Amazon’s Stock Nears Big Break Out, While Micron’s Stock Gets Crushed
michael kramer and the clients of mott capital own shares of googl
Stocks continue to churn, with the S&P 500 down about 70 bps today, giving up some the gains from yesterday. But as we noted yesterday, there is a clear rotation going on in the marketplace, because today’s best sectors were Technology and Biotech, while Industrials and Financials struggled. Staples were lower today, and I think this more of a reflection of the imposed tariffs put in place, the likelihood of retaliation from other countries, and the potential impacts on sales and expenses.
Biotechs continue to advance with the biotech ETF XBI increased to roughly $95.60, about $2 beneath its all-time. Amazing. It wasn’t so long ago that the ETF was sitting at $85
The technology group is also moving higher, and I decided to redraw the pattern in the chart of the ETF XLK. It is still a bullish pattern, and I still think the sector continues to rally higher.
Alphabet was one the stocks that jumped today, with shares up almost 3 percent. I think the stock still has further to rise, maybe towards $1,125. A rise above $1,125 would be a significant development and substantial positive for the stock going forward.
Amazon is breaking out, and I do think it likely has substantial room to rise ahead on towards $1850.

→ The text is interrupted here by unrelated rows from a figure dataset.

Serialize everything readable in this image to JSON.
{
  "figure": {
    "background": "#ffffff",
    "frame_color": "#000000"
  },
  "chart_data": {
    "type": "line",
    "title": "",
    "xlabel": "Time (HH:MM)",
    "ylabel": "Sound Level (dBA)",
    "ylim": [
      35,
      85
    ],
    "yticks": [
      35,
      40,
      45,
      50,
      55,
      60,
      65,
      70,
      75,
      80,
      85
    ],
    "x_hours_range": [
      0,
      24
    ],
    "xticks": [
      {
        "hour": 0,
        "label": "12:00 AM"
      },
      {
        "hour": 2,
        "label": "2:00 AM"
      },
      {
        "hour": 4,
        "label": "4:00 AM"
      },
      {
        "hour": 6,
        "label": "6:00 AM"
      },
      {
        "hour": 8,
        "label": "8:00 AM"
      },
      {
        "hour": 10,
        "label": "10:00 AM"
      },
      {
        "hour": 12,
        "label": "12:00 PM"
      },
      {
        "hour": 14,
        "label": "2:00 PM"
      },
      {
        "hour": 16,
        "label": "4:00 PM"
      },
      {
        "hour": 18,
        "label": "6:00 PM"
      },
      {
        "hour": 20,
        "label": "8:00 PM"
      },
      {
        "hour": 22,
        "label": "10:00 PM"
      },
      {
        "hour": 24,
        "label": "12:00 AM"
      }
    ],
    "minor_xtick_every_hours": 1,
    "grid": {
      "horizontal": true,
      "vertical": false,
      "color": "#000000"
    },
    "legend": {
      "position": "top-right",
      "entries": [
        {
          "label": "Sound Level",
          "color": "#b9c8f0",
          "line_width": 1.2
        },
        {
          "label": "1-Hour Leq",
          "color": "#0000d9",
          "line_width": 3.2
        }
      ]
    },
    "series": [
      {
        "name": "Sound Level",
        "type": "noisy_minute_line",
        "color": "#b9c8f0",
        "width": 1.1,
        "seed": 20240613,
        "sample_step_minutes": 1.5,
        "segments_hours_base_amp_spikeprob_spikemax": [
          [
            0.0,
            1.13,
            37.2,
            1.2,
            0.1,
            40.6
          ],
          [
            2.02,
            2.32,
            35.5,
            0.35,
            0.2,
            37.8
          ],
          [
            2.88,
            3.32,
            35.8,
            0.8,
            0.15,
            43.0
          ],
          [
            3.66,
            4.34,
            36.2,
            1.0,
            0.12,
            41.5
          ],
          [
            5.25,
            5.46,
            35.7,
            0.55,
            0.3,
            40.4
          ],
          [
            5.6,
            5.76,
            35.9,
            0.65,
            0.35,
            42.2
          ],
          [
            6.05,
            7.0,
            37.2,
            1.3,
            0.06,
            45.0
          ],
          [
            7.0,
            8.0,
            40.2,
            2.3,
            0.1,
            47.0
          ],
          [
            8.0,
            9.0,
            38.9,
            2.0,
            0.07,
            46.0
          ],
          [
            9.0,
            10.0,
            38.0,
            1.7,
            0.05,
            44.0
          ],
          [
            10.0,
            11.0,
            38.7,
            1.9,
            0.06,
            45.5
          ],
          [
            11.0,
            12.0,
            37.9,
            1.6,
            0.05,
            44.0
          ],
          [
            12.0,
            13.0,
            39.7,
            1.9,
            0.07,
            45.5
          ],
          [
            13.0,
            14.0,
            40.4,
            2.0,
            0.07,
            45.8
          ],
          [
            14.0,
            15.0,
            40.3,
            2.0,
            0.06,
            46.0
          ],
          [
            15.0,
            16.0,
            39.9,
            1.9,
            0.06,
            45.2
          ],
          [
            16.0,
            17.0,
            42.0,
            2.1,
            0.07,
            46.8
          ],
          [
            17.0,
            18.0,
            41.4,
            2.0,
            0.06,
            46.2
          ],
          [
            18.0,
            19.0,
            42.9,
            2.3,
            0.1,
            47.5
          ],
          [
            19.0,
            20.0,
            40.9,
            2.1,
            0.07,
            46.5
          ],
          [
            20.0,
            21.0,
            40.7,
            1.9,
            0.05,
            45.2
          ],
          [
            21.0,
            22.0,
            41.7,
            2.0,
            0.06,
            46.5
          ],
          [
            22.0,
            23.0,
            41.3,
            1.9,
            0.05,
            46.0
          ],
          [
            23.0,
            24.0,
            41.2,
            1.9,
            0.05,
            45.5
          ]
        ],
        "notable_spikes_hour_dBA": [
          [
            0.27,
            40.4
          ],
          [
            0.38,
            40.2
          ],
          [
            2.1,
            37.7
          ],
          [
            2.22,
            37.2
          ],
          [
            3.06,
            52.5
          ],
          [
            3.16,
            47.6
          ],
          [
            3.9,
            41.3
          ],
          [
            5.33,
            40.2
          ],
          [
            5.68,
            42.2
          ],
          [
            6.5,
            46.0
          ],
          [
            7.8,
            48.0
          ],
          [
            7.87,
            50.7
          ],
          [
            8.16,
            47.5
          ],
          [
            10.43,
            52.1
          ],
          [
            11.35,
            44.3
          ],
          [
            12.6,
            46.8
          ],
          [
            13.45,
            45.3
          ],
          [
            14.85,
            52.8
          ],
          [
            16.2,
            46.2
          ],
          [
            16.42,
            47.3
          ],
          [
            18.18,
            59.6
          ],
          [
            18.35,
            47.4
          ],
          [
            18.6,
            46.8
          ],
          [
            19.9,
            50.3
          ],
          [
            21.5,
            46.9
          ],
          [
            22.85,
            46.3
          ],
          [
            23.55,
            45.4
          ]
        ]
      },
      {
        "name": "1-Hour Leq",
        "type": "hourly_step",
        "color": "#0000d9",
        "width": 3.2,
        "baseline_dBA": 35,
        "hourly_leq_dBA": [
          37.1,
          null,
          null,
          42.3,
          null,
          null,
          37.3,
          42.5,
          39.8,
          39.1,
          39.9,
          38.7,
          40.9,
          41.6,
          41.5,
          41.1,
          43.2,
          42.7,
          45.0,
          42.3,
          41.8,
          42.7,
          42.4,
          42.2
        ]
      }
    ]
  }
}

Gilead shares also look as though they are consolidating nicely, and it appears to have a flag pattern. It could help share rise towards $72.

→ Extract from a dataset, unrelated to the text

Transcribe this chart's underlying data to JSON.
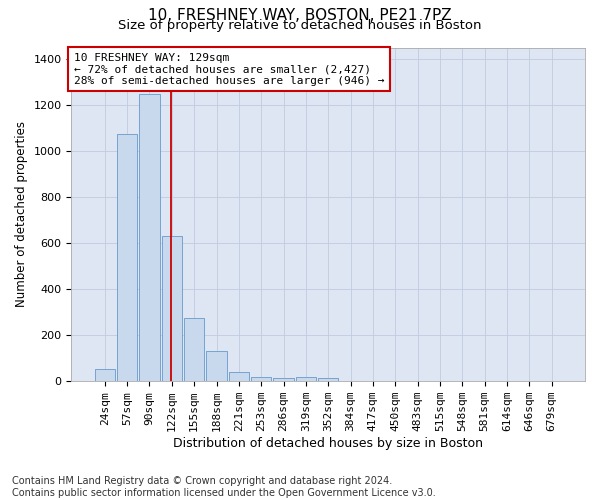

Micron shares got crushed today after Morgan Stanley downgraded the shares, to equal weight. I didn’t have access to the actual note, but the write-up I read makes the call sound wishy-washy and feels like a downgrade because the stock got to the analyst price target, and the analyst doesn’t feel comfortable raising the price target. That is my take away.
Regardless, shares got hammered because that is what high beta stocks do. But the stock did stop falling around $57.50, which is a positive. The chart doesn’t look too damaged, but that doesn’t mean the selling is done either. The chart is not easy to read at this point, with gaps galore. It would seem there is explicit support at $54, and unfortunately, $61.50 will now act as resistance.
The thing that can happen, two weeks of sideways trading to consolidate.
That is it! Tomorrow we move into June. Time goes so fast, doesn’t it?